The scan of this record is attached below-- click on it to get a larger image. This scan and several hundred thousand others were created with substantial grants from the Wooden Canoe Heritage Association (WCHA) and others. A description of the project to preserve these records is available at http://www.wcha.org/ot_records/ if you want more details. I hope that you and anyone else reading this will join or renew membership in the WCHA so that services like this can continue. See http://www.wcha.org/wcha/ to learn more about the WCHA and http://www.wcha.org/join.php to renew.
It is also possible that you could have another number or manufacturer if this description doesn't match your canoe. Feel free to reply here if you have any other questions.
Thanks for the info. The details match as far as I can tell. The interior has been painted so until I strip it off I can't verify the wood species. I suspect the decks and thwarts are the original birch. Unfortunately the seats are long gone.
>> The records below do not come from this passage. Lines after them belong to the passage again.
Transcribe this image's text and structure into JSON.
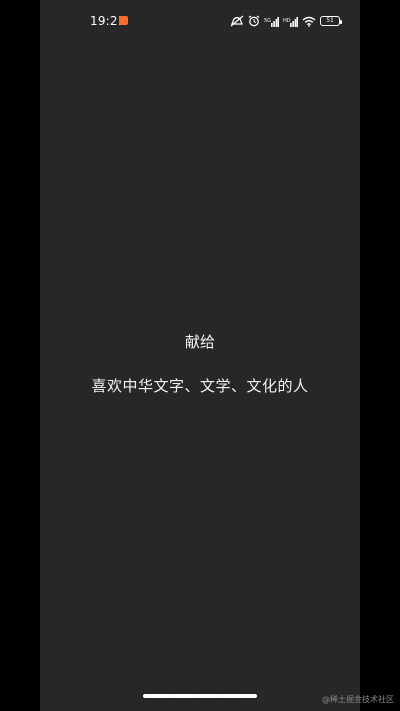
{
  "status_bar": {
    "time": "19:21",
    "app_badge_icon": "xiaomi-badge-icon",
    "icons": [
      "silent-icon",
      "alarm-icon",
      "signal-1-icon",
      "signal-2-icon",
      "wifi-icon"
    ],
    "battery_level": "51"
  },
  "content": {
    "dedication_title": "献给",
    "dedication_text": "喜欢中华文字、文学、文化的人"
  },
  "watermark": "@稀土掘金技术社区",
  "colors": {
    "screen_background": "#262626",
    "outer_background": "#000000",
    "text": "#f2f2f2",
    "badge": "#ff6a2b"
  }
}
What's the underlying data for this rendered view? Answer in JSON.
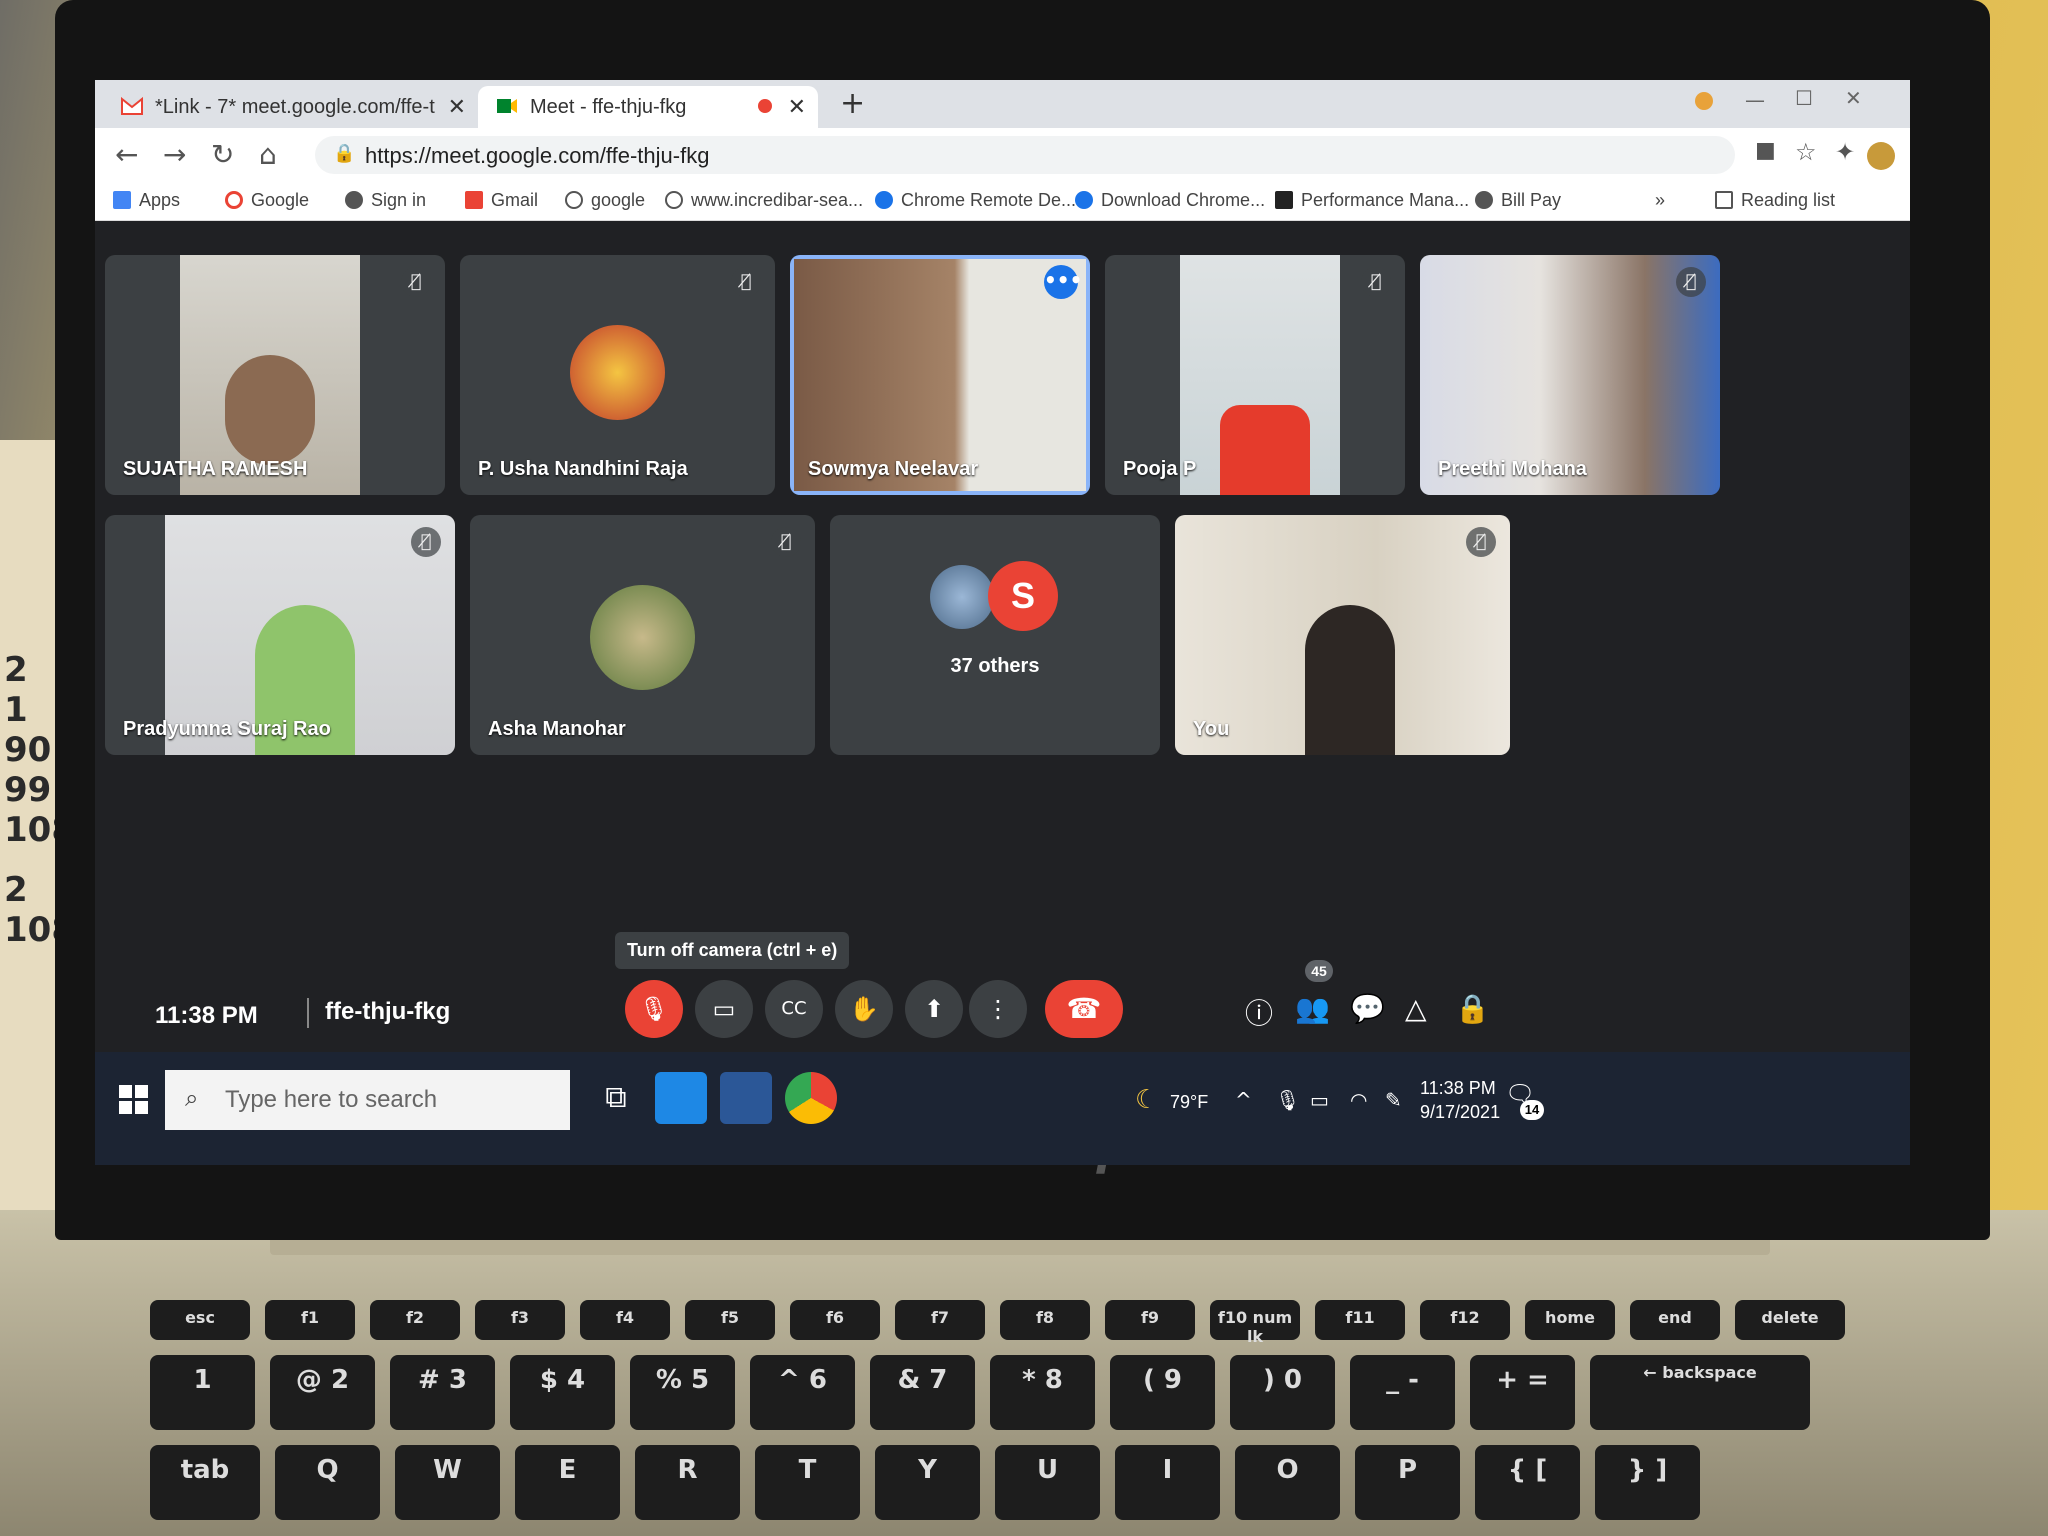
{
  "browser": {
    "tabs": [
      {
        "label": "*Link - 7* meet.google.com/ffe-t",
        "icon": "gmail-icon"
      },
      {
        "label": "Meet - ffe-thju-fkg",
        "icon": "meet-icon",
        "recording": true
      }
    ],
    "new_tab": "+",
    "url": "https://meet.google.com/ffe-thju-fkg",
    "bookmarks": [
      {
        "label": "Apps",
        "icon": "apps-grid-icon"
      },
      {
        "label": "Google",
        "icon": "google-icon"
      },
      {
        "label": "Sign in",
        "icon": "globe-icon"
      },
      {
        "label": "Gmail",
        "icon": "gmail-icon"
      },
      {
        "label": "google",
        "icon": "search-icon"
      },
      {
        "label": "www.incredibar-sea...",
        "icon": "search-icon"
      },
      {
        "label": "Chrome Remote De...",
        "icon": "remote-icon"
      },
      {
        "label": "Download Chrome...",
        "icon": "remote-icon"
      },
      {
        "label": "Performance Mana...",
        "icon": "d-icon"
      },
      {
        "label": "Bill Pay",
        "icon": "globe-icon"
      }
    ],
    "overflow": "»",
    "reading_list": "Reading list"
  },
  "meet": {
    "participants": [
      {
        "name": "SUJATHA RAMESH",
        "muted": true
      },
      {
        "name": "P. Usha Nandhini Raja",
        "muted": true
      },
      {
        "name": "Sowmya Neelavar",
        "speaking": true
      },
      {
        "name": "Pooja P",
        "muted": true
      },
      {
        "name": "Preethi Mohana",
        "muted": true
      },
      {
        "name": "Pradyumna Suraj Rao",
        "muted": true
      },
      {
        "name": "Asha Manohar",
        "muted": true
      },
      {
        "name": "37 others",
        "avatar_letter": "S"
      },
      {
        "name": "You",
        "muted": true
      }
    ],
    "time": "11:38 PM",
    "code": "ffe-thju-fkg",
    "tooltip": "Turn off camera (ctrl + e)",
    "people_count": "45",
    "colors": {
      "red": "#ea4335",
      "blue": "#1a73e8",
      "tile": "#3c4043",
      "bg": "#202124"
    }
  },
  "taskbar": {
    "search_placeholder": "Type here to search",
    "weather": "79°F",
    "clock_time": "11:38 PM",
    "clock_date": "9/17/2021",
    "notifications": "14"
  },
  "keyboard": {
    "top_row": [
      "esc",
      "f1",
      "f2",
      "f3",
      "f4",
      "f5",
      "f6",
      "f7",
      "f8",
      "f9",
      "f10 num lk",
      "f11",
      "f12",
      "home",
      "end",
      "delete"
    ],
    "num_row": [
      "1",
      "@ 2",
      "# 3",
      "$ 4",
      "% 5",
      "^ 6",
      "& 7",
      "* 8",
      "( 9",
      ") 0",
      "_ -",
      "+ =",
      "← backspace"
    ],
    "letters": [
      "tab",
      "Q",
      "W",
      "E",
      "R",
      "T",
      "Y",
      "U",
      "I",
      "O",
      "P",
      "{ [",
      "} ]"
    ]
  },
  "paper_numbers": [
    "2",
    "1",
    "90",
    "99",
    "108",
    "2",
    "108"
  ]
}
There is a keel and there are half ribs, so all looks like a match.
Now it's time to start stripping the exterior fiberglass and removing the interior paint.
Hi Joe-- If you want to replicate the seats for your canoe, there are probably a number of folks with Old Towns of similar age and length who could provide you with a template for re-creating seats like the originals. Simply buying new seats will work as far as using them, but wouldn't look like the original seats. How far you wish to take your restoration is up to you.
You may be near an active local WCHA chapter, and if so this would be a great way to share information and maybe get some help with your project... and an appreciative audience when you launch it.